User personality, user sociality, and user needs could affect users experiences of SMA [1]. In addition, SMA uses could improve users experience on other systems, products and services [36]. Moreover, user experience and implicit feedback from SMA could help to build good experience and personalize products and services for users [17].

This section examines prior research on SMA interface design, role of user characteristics, marketing research, and prior SMA experience.

2.1 SMA Interface Design

Prior research suggests that the characteristics of the system of engagements and content enhance viewership of user-generated content, and that the type of background is crucial to user attitude toward the content of the page [39, 41].

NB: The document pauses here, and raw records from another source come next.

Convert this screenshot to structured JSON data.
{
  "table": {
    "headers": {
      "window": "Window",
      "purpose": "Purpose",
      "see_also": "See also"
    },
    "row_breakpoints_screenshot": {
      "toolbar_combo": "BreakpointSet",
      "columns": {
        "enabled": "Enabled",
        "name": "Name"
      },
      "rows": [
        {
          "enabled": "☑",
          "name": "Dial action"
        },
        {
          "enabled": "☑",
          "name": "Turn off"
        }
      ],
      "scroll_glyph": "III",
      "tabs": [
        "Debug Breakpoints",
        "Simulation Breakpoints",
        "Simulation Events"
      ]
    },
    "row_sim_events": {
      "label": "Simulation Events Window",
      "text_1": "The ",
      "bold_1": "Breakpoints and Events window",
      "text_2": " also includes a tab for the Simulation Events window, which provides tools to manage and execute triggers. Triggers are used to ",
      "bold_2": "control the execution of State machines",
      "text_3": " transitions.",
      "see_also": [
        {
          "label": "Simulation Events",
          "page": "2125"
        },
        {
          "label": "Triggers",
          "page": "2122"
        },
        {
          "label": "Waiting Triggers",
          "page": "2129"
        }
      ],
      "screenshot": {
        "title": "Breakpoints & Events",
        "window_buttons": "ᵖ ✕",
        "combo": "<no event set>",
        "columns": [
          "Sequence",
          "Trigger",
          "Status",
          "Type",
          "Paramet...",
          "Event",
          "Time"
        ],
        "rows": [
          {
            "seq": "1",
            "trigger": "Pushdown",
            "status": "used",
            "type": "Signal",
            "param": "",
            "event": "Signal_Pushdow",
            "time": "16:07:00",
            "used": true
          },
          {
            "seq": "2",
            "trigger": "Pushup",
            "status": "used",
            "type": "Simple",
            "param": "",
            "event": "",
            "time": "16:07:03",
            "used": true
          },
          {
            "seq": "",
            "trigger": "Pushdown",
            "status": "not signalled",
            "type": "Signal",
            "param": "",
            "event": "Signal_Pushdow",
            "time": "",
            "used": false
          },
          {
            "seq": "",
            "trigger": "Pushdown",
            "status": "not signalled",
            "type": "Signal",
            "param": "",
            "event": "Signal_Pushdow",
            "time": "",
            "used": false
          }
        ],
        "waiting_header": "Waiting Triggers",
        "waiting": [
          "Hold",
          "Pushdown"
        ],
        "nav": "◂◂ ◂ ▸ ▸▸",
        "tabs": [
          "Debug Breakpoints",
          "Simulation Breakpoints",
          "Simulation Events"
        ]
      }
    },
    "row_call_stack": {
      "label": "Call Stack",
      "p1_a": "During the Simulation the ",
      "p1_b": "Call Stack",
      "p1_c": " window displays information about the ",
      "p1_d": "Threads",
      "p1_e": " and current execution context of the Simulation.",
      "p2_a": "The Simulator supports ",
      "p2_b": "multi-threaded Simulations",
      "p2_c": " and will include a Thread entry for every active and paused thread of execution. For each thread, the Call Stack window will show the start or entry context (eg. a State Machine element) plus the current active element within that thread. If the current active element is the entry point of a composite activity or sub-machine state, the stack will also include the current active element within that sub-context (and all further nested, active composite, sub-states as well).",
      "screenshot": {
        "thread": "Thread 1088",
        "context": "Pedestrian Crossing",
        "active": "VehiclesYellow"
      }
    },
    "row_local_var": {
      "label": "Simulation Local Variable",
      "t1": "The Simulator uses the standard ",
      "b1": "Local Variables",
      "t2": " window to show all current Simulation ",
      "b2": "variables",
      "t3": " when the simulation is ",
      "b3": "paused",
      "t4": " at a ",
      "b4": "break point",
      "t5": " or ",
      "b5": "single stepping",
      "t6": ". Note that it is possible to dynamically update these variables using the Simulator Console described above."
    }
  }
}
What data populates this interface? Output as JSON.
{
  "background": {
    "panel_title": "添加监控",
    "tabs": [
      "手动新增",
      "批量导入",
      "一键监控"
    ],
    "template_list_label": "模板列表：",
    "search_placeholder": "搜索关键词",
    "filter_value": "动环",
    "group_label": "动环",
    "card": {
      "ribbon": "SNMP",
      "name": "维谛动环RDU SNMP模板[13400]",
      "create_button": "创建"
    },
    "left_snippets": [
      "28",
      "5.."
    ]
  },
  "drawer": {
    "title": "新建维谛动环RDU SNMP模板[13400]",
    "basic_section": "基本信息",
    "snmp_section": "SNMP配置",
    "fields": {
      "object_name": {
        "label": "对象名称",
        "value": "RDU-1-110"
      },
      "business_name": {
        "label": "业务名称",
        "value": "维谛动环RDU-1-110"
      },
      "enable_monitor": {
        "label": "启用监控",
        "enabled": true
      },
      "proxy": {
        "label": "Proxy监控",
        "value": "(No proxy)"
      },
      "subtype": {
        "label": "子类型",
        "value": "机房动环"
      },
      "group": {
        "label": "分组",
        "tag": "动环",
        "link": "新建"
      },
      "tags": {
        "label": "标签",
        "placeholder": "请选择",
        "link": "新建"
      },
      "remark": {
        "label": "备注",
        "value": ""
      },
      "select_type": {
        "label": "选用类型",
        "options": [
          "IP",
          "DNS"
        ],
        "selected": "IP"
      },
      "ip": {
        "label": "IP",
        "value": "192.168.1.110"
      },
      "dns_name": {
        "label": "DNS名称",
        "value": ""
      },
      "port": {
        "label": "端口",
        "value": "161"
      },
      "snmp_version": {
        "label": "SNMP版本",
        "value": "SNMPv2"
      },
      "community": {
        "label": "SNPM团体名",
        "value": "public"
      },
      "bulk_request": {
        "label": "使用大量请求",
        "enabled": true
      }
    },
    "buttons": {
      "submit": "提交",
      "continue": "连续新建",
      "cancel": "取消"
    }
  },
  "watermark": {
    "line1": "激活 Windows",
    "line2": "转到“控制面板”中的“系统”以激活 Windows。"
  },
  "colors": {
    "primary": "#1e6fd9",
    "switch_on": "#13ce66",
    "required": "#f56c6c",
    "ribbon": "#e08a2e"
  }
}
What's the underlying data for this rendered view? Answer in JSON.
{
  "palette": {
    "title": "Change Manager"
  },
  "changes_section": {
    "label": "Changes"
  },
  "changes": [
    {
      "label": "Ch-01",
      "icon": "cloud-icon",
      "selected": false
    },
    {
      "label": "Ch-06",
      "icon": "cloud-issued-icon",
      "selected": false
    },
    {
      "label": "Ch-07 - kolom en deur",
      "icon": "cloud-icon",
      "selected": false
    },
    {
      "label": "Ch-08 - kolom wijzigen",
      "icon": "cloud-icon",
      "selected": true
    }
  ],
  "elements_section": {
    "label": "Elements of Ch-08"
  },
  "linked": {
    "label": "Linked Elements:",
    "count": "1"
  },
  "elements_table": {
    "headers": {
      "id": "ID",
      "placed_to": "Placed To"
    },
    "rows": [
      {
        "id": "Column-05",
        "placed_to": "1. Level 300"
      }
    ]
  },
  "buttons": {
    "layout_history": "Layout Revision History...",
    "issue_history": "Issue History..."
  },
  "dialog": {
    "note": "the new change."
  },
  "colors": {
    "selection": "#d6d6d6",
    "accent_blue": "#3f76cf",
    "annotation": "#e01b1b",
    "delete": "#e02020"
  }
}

Lampe, Ellison & Steinfield (2007) find that shared referents is more likely to increase the amounts of friends than the fields used to express likes and dislikes [25]. Facebook is based on four elements that lead to larger adoptions: provoke/retaliate, reveal/compare, expression, and group exchange [48]. It is also found that the influence in social networks is based on two normal and recognizable patterns, competition and deception, adopted by Facebook [48]. Borgatti and Cross [9] define the way of getting information from others as a process of (1) knowing: comprehending what that individual knows; (2) valuing: surveying what that individual knows; (3) Accessing: having the capacity to get auspicious access to that information; and (4) Costing: understanding that looking for the information from that individual is cost effective [9]. Grange and Benbasat [15] propose that getting Information from and into SMA affected by both user experience and the platform itself [15]. SMA makes information accessible and reduces the cost of sharing information between users [15]. Hutton and Fosdick [16] indicate that users motivation depends on the social media platform and how extract and process information to it. Moncur [29] states that increasing the desirability of personal social networks increases the usefulness of social networks sites. Social network environment changes its members’ behavior when compared to non-members. The effect of online activities extends to affect offline events as well. Social media can also be used as lifestyle changing tool [34]. Acquisti and Gross [3] note that people concerned with privacy still join the network and they deal with their privacy concerns by trusting their capability to control the information they give and who gets access to it. It is found that an individual’s privacy concerns are only a weak predictor of the membership to the network [3].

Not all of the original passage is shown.